Step 1: Clean Your Cast Iron & Gather Materials
There are lots of different ways people say is the 'right' way to clean cast iron - Some say use soap, some say absolutely not. I personally don't have a strong opinion, and think it's your individual choice based on your comfort level and frequency of seasoning. However you choose to do it, it is important to make sure your cast iron is nice and clean before seasoning.
So before you move on - make sure you have these things:
- your clean cast iron pan (or dutch oven)
- a highly heat stable oil (I will show you this with Tallow)
- paper towel
- access to a stove
- access to an oven
Step 2: Choose Your Oil
There is an important part here to choosing the right oil. To season a pan you need an oil with a high smoke point.
One of the main reasons I wanted to post this instructable because I most recently used Tallow (rendered beef fat) to season to my pan and found it to be very successful.
Tallow - is a unique fat, not often talked about. I was curious about it so I recently rendered some myself (it was pretty easy). If you're interested in making Tallow, it is great for frying or using in place of oil or butter for cooking. (and other applications like seasoning your pan). Here is the 'how to' make it.
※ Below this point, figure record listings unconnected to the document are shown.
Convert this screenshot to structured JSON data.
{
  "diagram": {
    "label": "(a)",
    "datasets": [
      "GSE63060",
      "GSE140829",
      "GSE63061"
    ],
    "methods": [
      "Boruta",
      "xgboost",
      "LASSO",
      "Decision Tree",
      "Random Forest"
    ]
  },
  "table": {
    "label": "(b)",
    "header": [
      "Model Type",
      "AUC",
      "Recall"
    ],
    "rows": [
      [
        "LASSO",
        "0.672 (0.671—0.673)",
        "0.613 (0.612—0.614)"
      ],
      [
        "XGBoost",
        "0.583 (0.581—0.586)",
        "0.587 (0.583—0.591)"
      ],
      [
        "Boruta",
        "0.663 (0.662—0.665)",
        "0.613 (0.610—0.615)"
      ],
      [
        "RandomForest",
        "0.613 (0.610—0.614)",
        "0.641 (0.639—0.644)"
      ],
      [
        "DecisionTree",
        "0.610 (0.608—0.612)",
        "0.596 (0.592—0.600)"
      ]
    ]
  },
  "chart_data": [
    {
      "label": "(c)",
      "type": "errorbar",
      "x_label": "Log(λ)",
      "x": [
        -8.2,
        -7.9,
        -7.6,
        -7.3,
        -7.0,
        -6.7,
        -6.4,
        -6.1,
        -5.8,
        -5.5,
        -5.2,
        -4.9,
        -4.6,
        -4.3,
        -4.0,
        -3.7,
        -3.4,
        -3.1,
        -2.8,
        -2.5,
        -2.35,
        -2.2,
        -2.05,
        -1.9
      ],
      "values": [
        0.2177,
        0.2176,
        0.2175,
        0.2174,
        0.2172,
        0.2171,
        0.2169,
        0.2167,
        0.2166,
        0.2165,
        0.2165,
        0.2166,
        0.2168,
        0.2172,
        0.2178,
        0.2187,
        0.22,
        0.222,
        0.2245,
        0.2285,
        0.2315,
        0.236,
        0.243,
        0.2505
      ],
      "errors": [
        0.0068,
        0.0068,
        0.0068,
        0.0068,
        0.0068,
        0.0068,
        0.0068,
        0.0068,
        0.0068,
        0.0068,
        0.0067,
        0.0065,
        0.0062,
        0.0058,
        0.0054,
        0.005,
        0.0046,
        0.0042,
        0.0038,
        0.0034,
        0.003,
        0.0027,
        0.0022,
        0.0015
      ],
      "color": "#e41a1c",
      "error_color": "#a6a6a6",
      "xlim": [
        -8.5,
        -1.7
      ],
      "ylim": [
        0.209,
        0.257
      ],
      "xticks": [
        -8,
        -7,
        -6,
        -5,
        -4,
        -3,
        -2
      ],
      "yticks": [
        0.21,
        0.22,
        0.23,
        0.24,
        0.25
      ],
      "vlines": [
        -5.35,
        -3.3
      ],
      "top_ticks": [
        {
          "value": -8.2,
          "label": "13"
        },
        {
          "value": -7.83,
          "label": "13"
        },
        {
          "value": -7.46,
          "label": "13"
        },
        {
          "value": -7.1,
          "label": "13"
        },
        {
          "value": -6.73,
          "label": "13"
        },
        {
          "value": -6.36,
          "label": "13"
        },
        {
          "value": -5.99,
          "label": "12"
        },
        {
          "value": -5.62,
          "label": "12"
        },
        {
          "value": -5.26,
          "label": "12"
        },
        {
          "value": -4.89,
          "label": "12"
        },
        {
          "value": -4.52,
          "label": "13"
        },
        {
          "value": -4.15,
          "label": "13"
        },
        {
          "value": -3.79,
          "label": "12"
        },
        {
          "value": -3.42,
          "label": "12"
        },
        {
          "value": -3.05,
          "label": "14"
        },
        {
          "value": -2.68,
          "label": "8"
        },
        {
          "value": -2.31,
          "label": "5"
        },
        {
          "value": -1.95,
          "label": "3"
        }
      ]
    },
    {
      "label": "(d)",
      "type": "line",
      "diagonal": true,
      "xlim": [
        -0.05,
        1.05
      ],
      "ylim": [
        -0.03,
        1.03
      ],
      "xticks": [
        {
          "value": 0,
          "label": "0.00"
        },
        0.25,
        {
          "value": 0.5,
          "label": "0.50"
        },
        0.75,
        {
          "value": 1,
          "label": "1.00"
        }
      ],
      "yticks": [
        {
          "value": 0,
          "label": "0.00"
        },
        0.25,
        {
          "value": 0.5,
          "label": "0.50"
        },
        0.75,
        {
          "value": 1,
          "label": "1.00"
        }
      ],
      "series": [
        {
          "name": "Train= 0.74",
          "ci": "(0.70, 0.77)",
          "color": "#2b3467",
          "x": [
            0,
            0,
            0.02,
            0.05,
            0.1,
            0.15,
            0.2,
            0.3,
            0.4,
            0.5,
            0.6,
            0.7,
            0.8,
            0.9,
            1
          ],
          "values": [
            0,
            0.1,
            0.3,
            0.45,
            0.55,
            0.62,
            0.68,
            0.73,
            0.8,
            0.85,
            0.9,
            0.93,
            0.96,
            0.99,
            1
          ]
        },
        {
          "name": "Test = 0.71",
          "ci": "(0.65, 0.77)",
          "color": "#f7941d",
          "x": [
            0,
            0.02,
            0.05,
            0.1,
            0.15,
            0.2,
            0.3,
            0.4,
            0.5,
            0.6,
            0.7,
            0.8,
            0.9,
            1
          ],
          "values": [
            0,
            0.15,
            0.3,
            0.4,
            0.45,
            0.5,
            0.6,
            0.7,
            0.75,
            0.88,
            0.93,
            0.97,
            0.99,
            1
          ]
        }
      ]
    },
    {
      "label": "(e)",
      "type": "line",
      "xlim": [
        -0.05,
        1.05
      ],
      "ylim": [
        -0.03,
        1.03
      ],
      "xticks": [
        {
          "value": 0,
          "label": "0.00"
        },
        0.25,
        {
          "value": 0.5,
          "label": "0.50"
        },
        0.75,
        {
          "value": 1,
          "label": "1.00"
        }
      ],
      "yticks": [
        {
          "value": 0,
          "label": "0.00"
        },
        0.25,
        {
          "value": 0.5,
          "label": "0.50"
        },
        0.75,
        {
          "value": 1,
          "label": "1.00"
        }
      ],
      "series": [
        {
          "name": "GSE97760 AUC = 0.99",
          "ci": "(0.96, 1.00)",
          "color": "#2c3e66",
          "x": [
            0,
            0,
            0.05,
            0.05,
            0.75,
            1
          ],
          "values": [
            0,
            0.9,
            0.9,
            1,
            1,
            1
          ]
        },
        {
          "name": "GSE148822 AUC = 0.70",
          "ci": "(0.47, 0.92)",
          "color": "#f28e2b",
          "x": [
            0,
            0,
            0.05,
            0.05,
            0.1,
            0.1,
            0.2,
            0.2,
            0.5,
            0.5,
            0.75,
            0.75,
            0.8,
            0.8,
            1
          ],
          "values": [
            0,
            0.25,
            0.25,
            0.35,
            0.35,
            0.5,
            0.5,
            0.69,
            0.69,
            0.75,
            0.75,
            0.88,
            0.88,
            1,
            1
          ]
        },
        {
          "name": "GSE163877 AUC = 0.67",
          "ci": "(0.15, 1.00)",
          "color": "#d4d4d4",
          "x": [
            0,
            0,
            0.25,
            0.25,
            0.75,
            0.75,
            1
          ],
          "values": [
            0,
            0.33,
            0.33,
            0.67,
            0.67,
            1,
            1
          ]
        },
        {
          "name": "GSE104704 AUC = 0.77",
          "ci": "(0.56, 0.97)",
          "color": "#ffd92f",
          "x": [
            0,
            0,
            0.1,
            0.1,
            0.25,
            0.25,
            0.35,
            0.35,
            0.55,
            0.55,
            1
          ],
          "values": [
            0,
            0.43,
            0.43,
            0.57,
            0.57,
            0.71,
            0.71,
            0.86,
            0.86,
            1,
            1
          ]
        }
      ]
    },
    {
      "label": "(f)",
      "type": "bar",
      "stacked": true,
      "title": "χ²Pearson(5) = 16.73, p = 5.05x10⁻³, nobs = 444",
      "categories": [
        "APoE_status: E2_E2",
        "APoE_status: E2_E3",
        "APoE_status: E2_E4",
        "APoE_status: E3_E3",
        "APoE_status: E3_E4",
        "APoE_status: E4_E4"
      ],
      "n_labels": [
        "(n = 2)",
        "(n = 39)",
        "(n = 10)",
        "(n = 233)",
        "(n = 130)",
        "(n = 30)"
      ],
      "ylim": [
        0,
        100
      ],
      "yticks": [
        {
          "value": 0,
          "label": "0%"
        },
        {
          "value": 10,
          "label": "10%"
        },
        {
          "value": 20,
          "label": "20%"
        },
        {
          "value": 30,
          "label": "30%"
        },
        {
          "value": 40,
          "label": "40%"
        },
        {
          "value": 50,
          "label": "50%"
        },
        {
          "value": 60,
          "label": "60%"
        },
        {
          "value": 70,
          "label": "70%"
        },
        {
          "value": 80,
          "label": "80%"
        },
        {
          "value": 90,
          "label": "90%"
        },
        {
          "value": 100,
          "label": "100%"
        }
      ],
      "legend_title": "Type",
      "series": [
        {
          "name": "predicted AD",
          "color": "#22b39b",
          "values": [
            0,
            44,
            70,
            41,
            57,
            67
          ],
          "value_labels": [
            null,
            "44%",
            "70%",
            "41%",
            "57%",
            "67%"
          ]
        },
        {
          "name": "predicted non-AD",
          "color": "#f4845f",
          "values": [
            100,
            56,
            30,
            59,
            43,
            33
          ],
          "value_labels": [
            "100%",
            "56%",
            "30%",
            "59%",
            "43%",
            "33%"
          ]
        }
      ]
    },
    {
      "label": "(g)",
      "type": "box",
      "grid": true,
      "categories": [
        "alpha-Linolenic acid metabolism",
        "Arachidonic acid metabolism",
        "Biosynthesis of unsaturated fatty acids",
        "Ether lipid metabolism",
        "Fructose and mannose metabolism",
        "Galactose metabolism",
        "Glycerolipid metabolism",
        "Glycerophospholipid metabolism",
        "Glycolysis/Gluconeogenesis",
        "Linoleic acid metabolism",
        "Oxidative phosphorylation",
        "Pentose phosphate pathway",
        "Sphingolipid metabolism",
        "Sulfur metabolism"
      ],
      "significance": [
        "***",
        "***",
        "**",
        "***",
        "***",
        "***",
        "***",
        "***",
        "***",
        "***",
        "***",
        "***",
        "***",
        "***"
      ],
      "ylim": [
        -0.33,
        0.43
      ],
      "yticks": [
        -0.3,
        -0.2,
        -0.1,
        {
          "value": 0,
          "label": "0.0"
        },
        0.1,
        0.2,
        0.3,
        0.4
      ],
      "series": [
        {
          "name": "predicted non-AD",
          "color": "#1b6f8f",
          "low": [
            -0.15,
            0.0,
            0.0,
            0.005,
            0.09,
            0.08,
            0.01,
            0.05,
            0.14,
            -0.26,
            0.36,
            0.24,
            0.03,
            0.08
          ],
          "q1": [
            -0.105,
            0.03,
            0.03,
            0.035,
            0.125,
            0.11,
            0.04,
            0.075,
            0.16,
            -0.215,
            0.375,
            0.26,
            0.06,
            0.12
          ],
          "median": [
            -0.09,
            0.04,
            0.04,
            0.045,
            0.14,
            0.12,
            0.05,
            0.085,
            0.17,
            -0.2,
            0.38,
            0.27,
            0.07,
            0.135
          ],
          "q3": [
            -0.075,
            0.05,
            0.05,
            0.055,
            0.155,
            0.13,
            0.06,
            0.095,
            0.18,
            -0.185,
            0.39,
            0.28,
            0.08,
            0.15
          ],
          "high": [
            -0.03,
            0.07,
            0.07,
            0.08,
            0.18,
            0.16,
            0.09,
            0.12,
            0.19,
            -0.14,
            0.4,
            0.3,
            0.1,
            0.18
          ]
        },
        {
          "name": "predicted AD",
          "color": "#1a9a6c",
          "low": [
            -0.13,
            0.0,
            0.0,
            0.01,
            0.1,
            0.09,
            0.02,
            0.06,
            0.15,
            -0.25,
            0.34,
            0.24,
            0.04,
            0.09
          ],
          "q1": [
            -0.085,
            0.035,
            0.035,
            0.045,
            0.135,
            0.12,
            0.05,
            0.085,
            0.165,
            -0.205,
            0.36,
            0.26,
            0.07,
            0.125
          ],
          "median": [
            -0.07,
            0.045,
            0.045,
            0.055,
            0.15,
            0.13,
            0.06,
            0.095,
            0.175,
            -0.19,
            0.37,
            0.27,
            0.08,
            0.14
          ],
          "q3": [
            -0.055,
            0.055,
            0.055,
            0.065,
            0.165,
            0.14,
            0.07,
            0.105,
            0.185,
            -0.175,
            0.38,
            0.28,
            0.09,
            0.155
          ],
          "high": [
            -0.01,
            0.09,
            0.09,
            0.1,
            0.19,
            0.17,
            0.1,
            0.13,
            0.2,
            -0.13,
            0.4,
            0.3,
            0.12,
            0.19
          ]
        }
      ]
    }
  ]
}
If you don't have tallow, or are vegetarian or vegan, you can choose another fat/oil to use but the key is to make sure it has a high smoke point. If anything, here are some oils not recommended for seasoning:
- Olive oil
- Coconut oil (but I have used this in a pinch)
- Or any other oil / fat with a low smoke point.
Why a high smoke point?
The key reason you want to use a high smoke point oil is because when you're seasoning you will use VERY high heat to seal the oil and create a coating. So it makes sense that any oil you apply when seasoning needs to withstand that high heat. The low smoke point oils will ultimately end up creating lots of smoke (at high heat) and stink up your whole house if you're not careful (I've been there!). There are certainly more technical reasons for the high smoke point rule but personally, avoiding the smoke detectors going off is a pretty solid one for me!
If you're interested I found a nice comprehensive list of smoke points on this website.
*In case you're interested: Tallow is listed as a 400F/250C smoke point with non-neutral flavour. (the butter, olive oil and coconut oil are 350F or below).
Step 3: Begin Your Seasoning
- Turn your stove on to high
- Warm up your pan on the element for a minute or so
- Add a generous amount of tallow (or other seasoning fat) and allow it to melt and spread all over your pan.
- Once warm and melted, turn off the stove top, and use your paper towel to wipe the oil on each part of the inside of the pan (be careful the pan is VERY hot!)
- Next you can wipe the outside of your pan, the handle etc. (again, be careful it is all very hot)
Step 4: Bake It In!
- Next put your oven on to 'bake' with a temperature of 500 Fahrenheit (260 Celsius).
- Put your oiled pan in the hot oven upside down and bake for 10 minutes. (putting it upside down helps the pan to not have any pools of oil if you didn't wipe down the excess. (also, the lower element will be providing most of the power)
- After 10 minutes turn your oven off and allow it to sit in the closed oven until cooled.
Voila you have a shiny newly seasoned pan (with beef tallow!)
- You may need to repeat this whole process a couple of times in a row to add coatings of seasoning if you have a new pan, or if it has been neglected for a little while.
- ALWAYS dry your cast iron after washing (never leave it with water sitting in it) - it will rust...
- It is also a good practice to use step 3 in between seasonings - i.e. add more oil to your cleaned cast iron, heat it up on the stove, and wipe it down between uses (this acts as sort of an intermediate seasoning).